The Human Rights House Foundation and a group of NGOs call for the Human Rights Council in its 20th session, to adopt a resolution in support of the establishment of a UN Special Rapporteur on the human rights situation in Eritrea, and to request the High Commissioner for human rights to report to the Human Rights Council on the situation in Eritrea in its 21st session.

Eleven individuals remain in arbitrary detention since 2001; they are journalists and government officials who have expressed their support for the implementation of Eritrea’s ratified Constitution, and are detained incommunicado, without due legal process. Torture, arrests, killings and forced labour are common, and the situation of those detained is unknown. In Eritrea, thousands of people are arbitrarily detained in inhumane and degrading conditions, without trial. Charges include criticism of the Eritrean Government, refusal to undertake indefinite military service or belonging to a ‘wrong’ religious group. The charge of ‘disloyalty’ to the government is estimated as justifying the detention of 5,000 and 10,000 individuals. The high rate of imprisonment of journalists is accompanied by a prohibition of civil society in Eritrea, and a lack of independent domestic media.
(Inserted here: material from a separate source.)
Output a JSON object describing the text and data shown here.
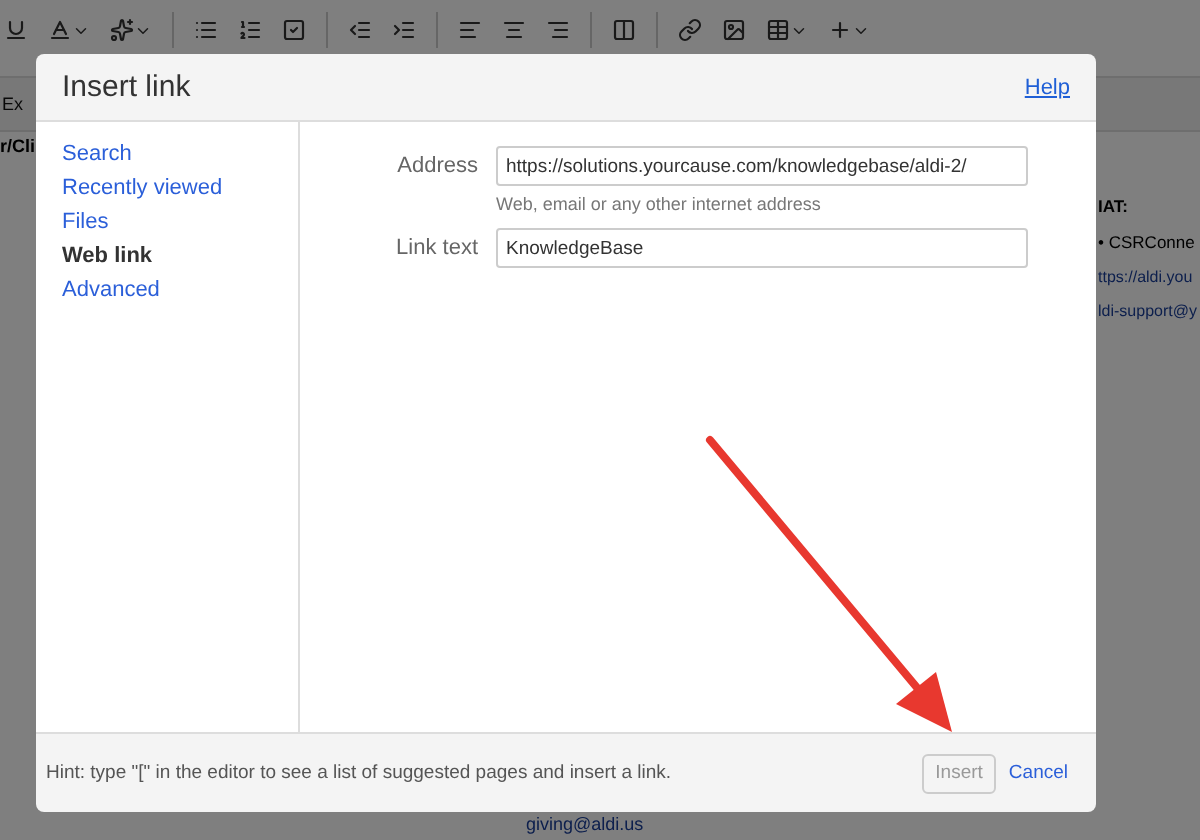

Despite previous attempts by UN special procedures and other calls for action in the Human Rights Council, the human rights situation in Eritrea remains dire because the Eritrean government is not engaging with these mechanisms. Attempts have also been made at the regional level; the African Commission on Human and Peoples’ rights has passed two separate decisions which found that the Eritrean government is in violation of fundamental rights of the African Charter, calling for the release of government officials and for access to legal counsel for at least 18 journalists in arbitrary detention. The Eritrean government has ignored these decisions.